Get out the microscope, because we’re going through this poem line-by-line.

Lines 13-21

There is a ladder.
The ladder is always there
hanging innocently
close to the side of the schooner.
We know what it is for,
we who have used it.
Otherwise
it is a piece of maritime floss
some sundry equipment.

  • Interestingly, these lines are all about one thing: a ladder.
  • You've probably seen a ladder like this before.
  • It hangs off the side or the back of a boat, and dips into the water. For a diver, it's a way to get into the water.
  • This poem emphasizes the separation between air and water, between the space above the water and the world below it.
  • That's why this ladder matters in this poem. It's what allows you to cross between two worlds, to move from air to water.
  • Rich takes her time here, pausing to think about this ladder, to make us look at it.
  • What fascinates her is that the ladder has a different meaning once you've used it.
  • For people who aren't divers, that ladder "hangs there innocently." It's nothing special; you could walk right by it. Or as she puts it, it's "a piece of maritime floss, some sundry equipment" (20-21).
  • ("Maritime floss" means something like "a little string from the sea," and "sundry" just means "random" or "miscellaneous.")
  • Both of these phrases are meant to emphasize how ordinary this ladder is.
  • But once you have been on a dive, you know that going down the ladder is a major moment. We've probably all had this experience in some way.
  • Before you drive a car, you don't really know or care what the different parts are, but once you do, you realize how important a gearshift is, why a brake pedal could mean the difference between life and death.
  • Relying on a thing, even an ordinary thing, brings it to life and makes it special.

Lines 22-33

I go down.
Rung after rung and still
the oxygen immerses me
the blue light
the clear atoms
of our human air.
I go down.
My flippers cripple me,
I crawl like an insect down the ladder

and there is no one
to tell me when the ocean
will begin.

  • Now we hear about the speaker's experience descending the ladder.
  • For now, the speaker is still in familiar territory: "the oxygen immerses me" (24).
  • We usually use the word "immerse" to talk about a liquid, when we submerge something.
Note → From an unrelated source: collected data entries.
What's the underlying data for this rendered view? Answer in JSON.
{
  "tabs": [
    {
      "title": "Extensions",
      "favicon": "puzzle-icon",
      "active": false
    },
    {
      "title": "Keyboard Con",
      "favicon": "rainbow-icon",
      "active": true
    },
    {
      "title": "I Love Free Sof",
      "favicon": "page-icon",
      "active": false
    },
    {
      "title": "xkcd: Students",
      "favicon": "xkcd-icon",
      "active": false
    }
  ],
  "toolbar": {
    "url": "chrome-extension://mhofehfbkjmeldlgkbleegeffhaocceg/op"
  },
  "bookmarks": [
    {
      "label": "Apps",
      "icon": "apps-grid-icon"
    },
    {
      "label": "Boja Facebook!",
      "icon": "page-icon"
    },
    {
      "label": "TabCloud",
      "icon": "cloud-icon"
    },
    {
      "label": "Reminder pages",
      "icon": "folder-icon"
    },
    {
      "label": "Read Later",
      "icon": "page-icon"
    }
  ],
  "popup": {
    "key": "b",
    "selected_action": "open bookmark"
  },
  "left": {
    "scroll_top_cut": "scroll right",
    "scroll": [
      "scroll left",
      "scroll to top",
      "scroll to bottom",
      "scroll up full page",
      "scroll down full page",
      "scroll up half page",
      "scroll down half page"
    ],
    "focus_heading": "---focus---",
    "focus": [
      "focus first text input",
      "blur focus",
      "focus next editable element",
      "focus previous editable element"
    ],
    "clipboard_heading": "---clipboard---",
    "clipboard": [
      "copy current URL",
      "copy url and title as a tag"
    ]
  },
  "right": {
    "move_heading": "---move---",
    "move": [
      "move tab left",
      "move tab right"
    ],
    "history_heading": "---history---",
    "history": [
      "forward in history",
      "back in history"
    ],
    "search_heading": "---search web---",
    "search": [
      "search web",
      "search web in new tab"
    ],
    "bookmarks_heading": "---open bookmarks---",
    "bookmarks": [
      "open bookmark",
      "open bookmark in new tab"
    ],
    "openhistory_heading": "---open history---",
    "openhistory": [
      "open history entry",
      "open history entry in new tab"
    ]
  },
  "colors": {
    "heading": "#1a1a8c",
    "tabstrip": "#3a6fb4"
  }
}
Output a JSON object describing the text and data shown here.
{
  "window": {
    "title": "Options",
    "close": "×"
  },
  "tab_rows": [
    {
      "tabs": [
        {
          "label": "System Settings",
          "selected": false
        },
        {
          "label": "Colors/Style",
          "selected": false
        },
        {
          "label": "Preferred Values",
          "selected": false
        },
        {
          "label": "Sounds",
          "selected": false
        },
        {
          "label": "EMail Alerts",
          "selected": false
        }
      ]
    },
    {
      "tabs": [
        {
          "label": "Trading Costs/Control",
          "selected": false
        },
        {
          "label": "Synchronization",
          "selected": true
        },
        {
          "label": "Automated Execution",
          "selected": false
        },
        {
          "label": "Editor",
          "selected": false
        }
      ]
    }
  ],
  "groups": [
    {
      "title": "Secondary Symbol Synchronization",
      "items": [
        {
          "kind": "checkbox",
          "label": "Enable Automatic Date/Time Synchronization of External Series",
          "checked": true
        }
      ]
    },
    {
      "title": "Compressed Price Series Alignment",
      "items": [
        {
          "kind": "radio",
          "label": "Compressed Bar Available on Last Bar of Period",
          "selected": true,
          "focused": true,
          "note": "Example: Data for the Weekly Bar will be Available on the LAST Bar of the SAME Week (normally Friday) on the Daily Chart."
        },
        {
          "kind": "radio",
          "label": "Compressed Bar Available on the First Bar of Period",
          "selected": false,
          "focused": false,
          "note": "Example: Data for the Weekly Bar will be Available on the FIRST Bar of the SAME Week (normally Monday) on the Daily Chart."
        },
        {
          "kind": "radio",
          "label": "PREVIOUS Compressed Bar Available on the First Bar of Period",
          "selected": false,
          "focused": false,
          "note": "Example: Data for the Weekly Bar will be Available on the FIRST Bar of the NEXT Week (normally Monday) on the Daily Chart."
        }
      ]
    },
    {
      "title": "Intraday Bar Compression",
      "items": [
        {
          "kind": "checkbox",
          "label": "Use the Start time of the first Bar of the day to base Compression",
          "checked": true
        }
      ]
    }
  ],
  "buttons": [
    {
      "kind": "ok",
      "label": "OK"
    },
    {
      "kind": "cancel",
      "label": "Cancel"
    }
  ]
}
So this word choice makes it seem like the speaker is swimming in the air.
  • We can feel a sense of safety, of normalness in "the clear atoms of our human air" (26-7). At first it seems like an obvious point, but our speaker wants to emphasize how we are dependent on the air.
  • Since humans must breathe air in order to survive, it isn't normal for humans to enter the sea, to become part of that world.
  • Even the equipment is unnatural; the flippers "cripple" (29) the speaker and make her "crawl like an insect" (30).
  • This process of changing worlds is hard, awkward, and maybe a little scary, especially when you are alone.
  • The speaker emphasizes loneliness again, reminding us that "there is no one to tell me when the ocean will begin" (32-3).